There's scores of advice on the page of this 36-year-old artiste urging her to go back to her husband, to stop being selfish, to "realise" that beauty, fame and wealth won't last forever. The denigration is endless and by the looks of it, hugely one-sided. You see, Dileep's fan pages are full of people kowtowing to his talent, looking forward to his new films and the usual fanboy drivel. No advice to him on his personal life at all. Even newspaper reports have been inherently sexist in reporting any developments on the divorce/separation.  

This duplicity emerges repeatedly in Kerala, in conversations and in mainstream media, and now internet hate: It's okay for a woman to work, bring home money and support, either single-handedly or as a second income, her family. But the minute she decides to pursue a career, as opposed to keeping a job, and chooses to go after it ambitiously, she's just turned into the devil. The second income (in some cases the only income) she brings in is very welcome, but not the success or the sacrifices that she has to make. Among all the different kinds of men I've met, no one hates a woman's success more than a certain kind of Malayalee man. 

I started this off as internet hate piece among men in Kerala, the internet as a new place to flash and wave figurative penises at women they couldn't go anywhere close to; successful, dignified, articulate women that threaten their glaringly obvious chauvinistic attitudes. Internet hate towards women in the public eye isn't particularly new, and takes on different forms, as Amanda Hess's explosive essay earlier this year in the Pacific Standard illustrated. But the issues in Kerala that lead to what is clear misogyny are so much more that I had to digress a little. 

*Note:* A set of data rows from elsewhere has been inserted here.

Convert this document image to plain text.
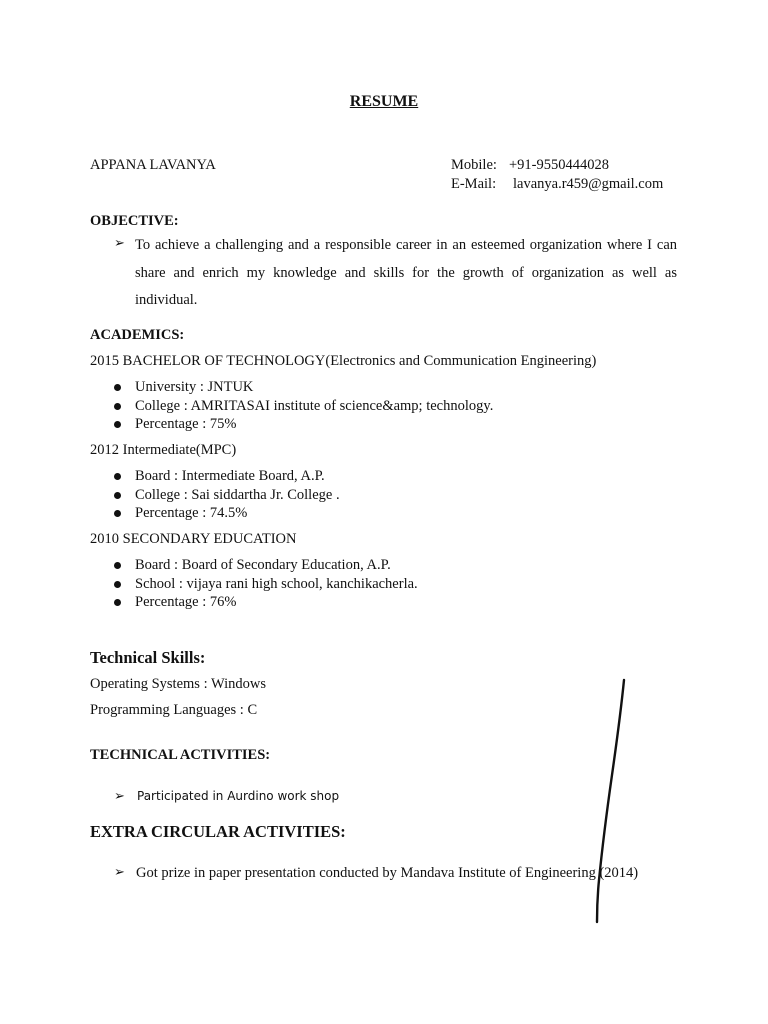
RESUME
APPANA LAVANYA	Mobile: +91-9550444028
E-Mail: lavanya.r459@gmail.com
OBJECTIVE:
➢ To achieve a challenging and a responsible career in an esteemed organization where I can share and enrich my knowledge and skills for the growth of organization as well as individual.
ACADEMICS:
2015 BACHELOR OF TECHNOLOGY(Electronics and Communication Engineering)
University : JNTUK
College : AMRITASAI institute of science&amp; technology.
Percentage : 75%
2012 Intermediate(MPC)
Board : Intermediate Board, A.P.
College : Sai siddartha Jr. College .
Percentage : 74.5%
2010 SECONDARY EDUCATION
Board : Board of Secondary Education, A.P.
School : vijaya rani high school, kanchikacherla.
Percentage : 76%
Technical Skills:
Operating Systems : Windows
Programming Languages : C
TECHNICAL ACTIVITIES:
➢ Participated in Aurdino work shop
EXTRA CIRCULAR ACTIVITIES:
➢ Got prize in paper presentation conducted by Mandava Institute of Engineering (2014)
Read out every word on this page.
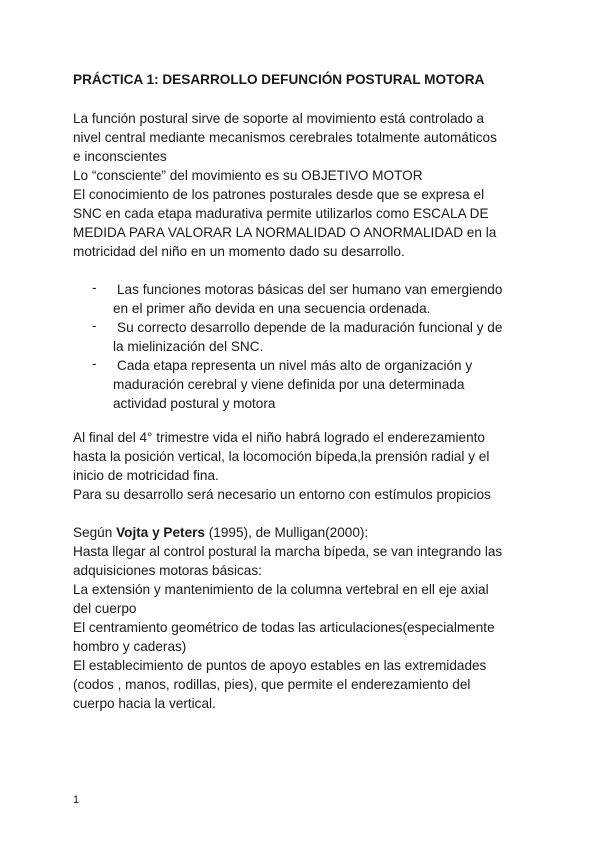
PRÁCTICA 1: DESARROLLO DEFUNCIÓN POSTURAL MOTORA
La función postural sirve de soporte al movimiento está controlado a
nivel central mediante mecanismos cerebrales totalmente automáticos
e inconscientes
Lo “consciente” del movimiento es su OBJETIVO MOTOR
El conocimiento de los patrones posturales desde que se expresa el
SNC en cada etapa madurativa permite utilizarlos como ESCALA DE
MEDIDA PARA VALORAR LA NORMALIDAD O ANORMALIDAD en la
motricidad del niño en un momento dado su desarrollo.
- Las funciones motoras básicas del ser humano van emergiendo
en el primer año devida en una secuencia ordenada.
- Su correcto desarrollo depende de la maduración funcional y de
la mielinización del SNC.
- Cada etapa representa un nivel más alto de organización y
maduración cerebral y viene definida por una determinada
actividad postural y motora
Al final del 4° trimestre vida el niño habrá logrado el enderezamiento
hasta la posición vertical, la locomoción bípeda,la prensión radial y el
inicio de motricidad fina.
Para su desarrollo será necesario un entorno con estímulos propicios
Según Vojta y Peters (1995), de Mulligan(2000):
Hasta llegar al control postural la marcha bípeda, se van integrando las
adquisiciones motoras básicas:
La extensión y mantenimiento de la columna vertebral en ell eje axial
del cuerpo
El centramiento geométrico de todas las articulaciones(especialmente
hombro y caderas)
El establecimiento de puntos de apoyo estables en las extremidades
(codos , manos, rodillas, pies), que permite el enderezamiento del
cuerpo hacia la vertical.
1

The truths that this kind of internet misogyny reveals to me are scary: Malayalee young men continue to be sexually frustrated; traditionally thought to be a sexually permissive society, Kerala, in the last few decades, has seen a huge change in morality, with patriarchal attitudes towards sex becoming more prevalent, where virginity as a virtue is priced highly and sex is seen as corruption. 

If these men are a sampling of most men in Kerala then it would seem Malayalee men are inherently crude, disrespectful, and have no finer sensibilities with regard to equality, individuality, racism, or sexuality. But perhaps the most disturbing thing of all, to me, is the fact that all this is juxtaposed with education, that it exists in a society that for decades has upheld socialist values of equality and respect between genders. How does one reconcile the two? What is the point of an education if it hasn't helped you cultivate a respect for the girls you go to school with? How badly has education failed us, if men still consider sex and sexual insults the best way to attack a woman? Authors and artists, both male and female, have stood at the forefront of progressive feminist attitudes, writing, art and debate. Why has education failed to integrate their work and contribution towards building a society that is more respectful towards women?